Maçta esas olan Real Madrid'in oyun planını bozmaktan oynamaya bir türlü revize edememesi oldu. Guardiola'nın ilginç ve bence Barcelona adına pek de faydalı olmayan oynamalarına rağmen hamlelerine devam etmesi, Real Madrid'in ise buna karşın hiçbir çözüm üretmemesi akılda kalan notlardan. "Messi'nin rakibi" etiketi de Cristiano Ronaldo'ya ağır gelince mor-beyazlıların Santiago Bernabeu'da dahi geri dönme şansı kalmıyordu, Kaka da sakat olunca. Maçı geniş ve eğlenceli bir ekiple izledik, epey de makarası oldu konunun. Ronaldo'nun kaleciye nişanladığı, ardından Pedro'nun sol ayağıyla müthiş bir iç plaseyle sol köşeyi gördüğü ikinci golden sonra 94 milyon avroya kimin alındığı tartışmaları gırla gitti. Pedro da günün başarılı isimlerinden biri oldu, özellikle ilk gol sonrası vitesi yükseltenlerden birisi de o oldu alanı daha açık bulunca.
Velhasıl kelam, Real Madrid yine şampiyonluk yarışına evinde iddialı girmesine rağmen geçen sene kadar madara olmasa da yine de boynu bükük ayrıldı ve eminim Real Madrid taraftarları 270 milyon avro harcadıkları takımlarının Barcelona'nın hala ardında olduğuna canlı şahit oldukları için daha da üzgün ve kızgınlardır. Tsubasa'nın büyüdüğü, Barcelona'da top oynadığı bölümler vardır, izleyenler olmuştur mutlaka. Bugün Messi'yi Barcelona'da, Ronaldo'yu Madrid'de seyrederken gözümde o seri canlandı. Futbol aşığı, sevimli küçük çocuk Tsubasa'yı Messi'de, rakibi 'futbol tanrısının oğlu' Santana'yı Ronaldo'da gördüm bugün. Bu çocuk Barcelona'da top koşturdukça ve sakatlık gibi bir bela onu vurmadıkça dünya üzerindeki hiçbir futbolcunun da Real adına bu farkı kapatabileceğine inanmıyorum. Son yarım saatteki etkisiz ve yarım oyununu yoksayarsak Iniesta'sız dahi kazandı bugün Barcelona, bunu da son olarak not etmek gerekli.
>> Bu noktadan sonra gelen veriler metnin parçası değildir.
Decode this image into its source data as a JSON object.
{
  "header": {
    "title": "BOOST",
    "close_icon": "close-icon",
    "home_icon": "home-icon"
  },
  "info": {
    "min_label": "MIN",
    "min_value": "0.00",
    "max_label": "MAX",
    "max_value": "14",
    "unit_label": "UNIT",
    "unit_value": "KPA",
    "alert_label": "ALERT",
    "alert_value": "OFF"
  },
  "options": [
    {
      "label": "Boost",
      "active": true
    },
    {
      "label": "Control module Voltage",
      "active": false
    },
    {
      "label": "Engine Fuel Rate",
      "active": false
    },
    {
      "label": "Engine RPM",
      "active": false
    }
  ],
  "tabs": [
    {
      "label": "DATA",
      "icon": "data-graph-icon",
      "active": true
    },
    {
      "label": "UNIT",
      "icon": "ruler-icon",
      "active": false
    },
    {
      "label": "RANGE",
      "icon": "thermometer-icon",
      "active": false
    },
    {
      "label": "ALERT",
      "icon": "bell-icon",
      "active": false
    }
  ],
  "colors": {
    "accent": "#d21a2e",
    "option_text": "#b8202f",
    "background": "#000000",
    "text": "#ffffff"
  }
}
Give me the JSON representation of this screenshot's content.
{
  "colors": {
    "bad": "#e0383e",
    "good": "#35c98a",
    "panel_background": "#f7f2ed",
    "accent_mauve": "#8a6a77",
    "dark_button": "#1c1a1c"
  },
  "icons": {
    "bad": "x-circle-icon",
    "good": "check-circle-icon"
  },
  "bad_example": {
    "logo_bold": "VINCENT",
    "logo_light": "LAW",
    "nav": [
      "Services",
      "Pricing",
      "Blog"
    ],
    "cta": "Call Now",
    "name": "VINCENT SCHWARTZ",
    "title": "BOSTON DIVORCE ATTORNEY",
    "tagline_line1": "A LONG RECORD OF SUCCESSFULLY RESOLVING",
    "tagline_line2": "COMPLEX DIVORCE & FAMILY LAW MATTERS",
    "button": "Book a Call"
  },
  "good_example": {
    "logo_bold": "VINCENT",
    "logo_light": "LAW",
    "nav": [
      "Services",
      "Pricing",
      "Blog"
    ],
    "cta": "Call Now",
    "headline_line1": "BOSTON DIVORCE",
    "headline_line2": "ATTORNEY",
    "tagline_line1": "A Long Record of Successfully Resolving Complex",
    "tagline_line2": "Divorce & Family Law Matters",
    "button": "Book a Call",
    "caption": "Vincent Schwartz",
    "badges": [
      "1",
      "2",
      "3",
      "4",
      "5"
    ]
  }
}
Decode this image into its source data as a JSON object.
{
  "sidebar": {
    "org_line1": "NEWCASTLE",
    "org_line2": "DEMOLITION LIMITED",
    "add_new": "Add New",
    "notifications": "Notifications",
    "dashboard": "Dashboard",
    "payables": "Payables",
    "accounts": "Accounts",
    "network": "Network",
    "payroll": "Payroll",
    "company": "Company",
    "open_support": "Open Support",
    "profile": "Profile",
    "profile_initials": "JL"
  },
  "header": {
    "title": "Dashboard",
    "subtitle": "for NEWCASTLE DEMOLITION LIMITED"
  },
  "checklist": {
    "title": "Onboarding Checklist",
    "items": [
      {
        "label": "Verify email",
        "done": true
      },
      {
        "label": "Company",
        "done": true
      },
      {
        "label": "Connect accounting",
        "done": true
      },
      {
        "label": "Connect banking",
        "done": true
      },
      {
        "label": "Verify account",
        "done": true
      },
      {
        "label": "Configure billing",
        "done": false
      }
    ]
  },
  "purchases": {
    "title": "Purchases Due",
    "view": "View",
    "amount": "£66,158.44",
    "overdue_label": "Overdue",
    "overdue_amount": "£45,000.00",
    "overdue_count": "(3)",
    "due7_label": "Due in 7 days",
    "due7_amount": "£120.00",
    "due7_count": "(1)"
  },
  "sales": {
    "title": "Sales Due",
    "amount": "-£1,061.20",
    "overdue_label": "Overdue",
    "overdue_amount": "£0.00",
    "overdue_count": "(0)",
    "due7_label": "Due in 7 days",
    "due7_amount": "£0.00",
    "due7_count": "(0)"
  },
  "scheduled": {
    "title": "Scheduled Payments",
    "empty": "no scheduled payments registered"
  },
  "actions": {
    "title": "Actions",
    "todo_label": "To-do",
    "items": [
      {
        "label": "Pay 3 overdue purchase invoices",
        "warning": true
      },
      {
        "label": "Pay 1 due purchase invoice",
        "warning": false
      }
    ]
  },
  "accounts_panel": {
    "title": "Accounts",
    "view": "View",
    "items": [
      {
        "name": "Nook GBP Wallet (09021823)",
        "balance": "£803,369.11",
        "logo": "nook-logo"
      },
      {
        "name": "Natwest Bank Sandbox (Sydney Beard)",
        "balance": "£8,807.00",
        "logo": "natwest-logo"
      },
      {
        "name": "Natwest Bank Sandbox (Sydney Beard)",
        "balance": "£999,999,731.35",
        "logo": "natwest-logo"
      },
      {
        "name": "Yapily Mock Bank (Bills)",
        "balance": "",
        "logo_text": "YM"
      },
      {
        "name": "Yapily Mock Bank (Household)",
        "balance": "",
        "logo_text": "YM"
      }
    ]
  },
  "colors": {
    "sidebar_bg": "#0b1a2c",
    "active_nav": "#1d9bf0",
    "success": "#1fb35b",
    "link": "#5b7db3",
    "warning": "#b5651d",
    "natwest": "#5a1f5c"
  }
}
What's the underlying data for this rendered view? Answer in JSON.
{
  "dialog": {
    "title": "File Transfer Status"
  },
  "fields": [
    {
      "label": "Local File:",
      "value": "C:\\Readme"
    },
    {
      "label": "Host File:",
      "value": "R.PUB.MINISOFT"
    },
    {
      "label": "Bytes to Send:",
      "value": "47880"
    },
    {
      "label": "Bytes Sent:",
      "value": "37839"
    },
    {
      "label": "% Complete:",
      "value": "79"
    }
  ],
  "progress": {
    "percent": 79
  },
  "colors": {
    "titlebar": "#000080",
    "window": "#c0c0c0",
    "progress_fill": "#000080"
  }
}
Tekrar gördük ki La Liga'nın kralı hala Barcelona...
5 yorum:
mac aslinda son derece kalitesizdi. guardiola anlamsiz bir sekilde barcelona'nin oyun kurgusunu bozdugu icin dogru duzgun bir pas trafigi yapamadilar, anlik parlamalarla ve xavi'nin zekasi sayesinde iki gol attilar. real madrid ise maca oyle bir korku ve endiseyle cikmis ki dogru duzgun tek akinlarini guti sayesinde 70. dakikada yakaladilar. aslinda bana biraz galatasaray - fenerbahce macini andirdi oyun gidisati olarak. evinde oynamasina ragmen rakibin nisbeten daha organize olmasi sebebiyle oyununu bir turlu oturtamayan real madrid, bir bakima seyircilerin de maca girmesini saglayamadi. mac tarafsiz sahada oynaniyormus gibi geldi bir ara bana.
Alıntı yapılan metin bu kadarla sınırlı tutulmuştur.